Volumes of revolution not around the axis

[SheldonG]

Homework Statement

Find the volume of $y = 2x^2$ y = 0, x = 2 when it is revolved around the line y = 8.

Homework Equations

Integral formulas for volumes by discs, washers and cylinders.

The Attempt at a Solution

Translate the curve so that axis of revolution is along the X axis. Is this the right idea? This gives $y = 2x^2 - 8$ . I would integrate this and subtract from the volume of the cylinder with radius 8 and height 2:

$$\pi(8^2)(2) - \int_0^2 \pi(2x^2 - 8)^2\,dx$$

Is this the right approach?

Thanks,
Sheldon

 

[Dick]

This looks correct to me.

 

[SheldonG]

Thanks Dick, I really appreciate it.

 

[orb]

$$\pi\int_0^2 [ (8)^2 - (8 - 2x^2)^2 ] \,dx$$

I think that works, because if you use the washer method, the outer radius is just the part that has a y-length of 8, and the inner radius is the part above the function and under y=8, so using pi (R^2 - r^2) integrated, that's what I get.
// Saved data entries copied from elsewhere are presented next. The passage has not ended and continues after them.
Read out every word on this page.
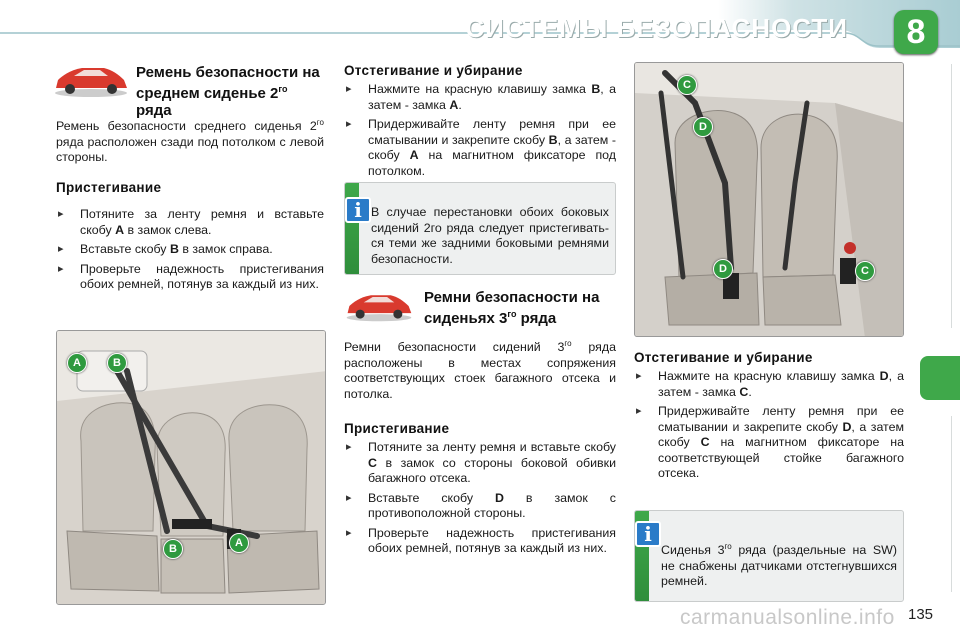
СИСТЕМЫ БЕЗОПАСНОСТИ 8
Ремень безопасности на
среднем сиденье $2^{го}$ ряда
Ремень безопасности среднего сиденья $2^{го}$ ряда расположен сзади под потолком с левой стороны.
Пристегивание
▸ Потяните за ленту ремня и вставьте скобу A в замок слева.
▸ Вставьте скобу B в замок справа.
▸ Проверьте надежность пристегивания обоих ремней, потянув за каждый из них.
A	B
B	A
Отстегивание и убирание
▸ Нажмите на красную клавишу замка B, а затем - замка A.
▸ Придерживайте ленту ремня при ее сматывании и закрепите скобу B, а затем - скобу A на магнитном фиксаторе под потолком.
i В случае перестановки обоих боковых сидений 2го ряда следует пристегивать-ся теми же задними боковыми ремнями безопасности.
Ремни безопасности на
сиденьях $3^{го}$ ряда
Ремни безопасности сидений $3^{го}$ ряда расположены в местах сопряжения соответствующих стоек багажного отсека и потолка.
Пристегивание
▸ Потяните за ленту ремня и вставьте скобу C в замок со стороны боковой обивки багажного отсека.
▸ Вставьте скобу D в замок с противоположной стороны.
▸ Проверьте надежность пристегивания обоих ремней, потянув за каждый из них.
C
D
D	C
Отстегивание и убирание
▸ Нажмите на красную клавишу замка D, а затем - замка C.
▸ Придерживайте ленту ремня при ее сматывании и закрепите скобу D, а затем скобу C на магнитном фиксаторе на соответствующей стойке багажного отсека.
i
Сиденья $3^{го}$ ряда (раздельные на SW) не снабжены датчиками отстегнувшихся ремней.
carmanualsonline.info 135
Hope that helps :)

 

[Dick]

$$\pi\int_0^2 [ (8)^2 - (8 - 2x^2)^2 ] \,dx$$

I think that works, because if you use the washer method, the outer radius is just the part that has a y-length of 8, and the inner radius is the part above the function and under y=8, so using pi (R^2 - r^2) integrated, that's what I get. Hope that helps :)

It's the same thing he already wrote.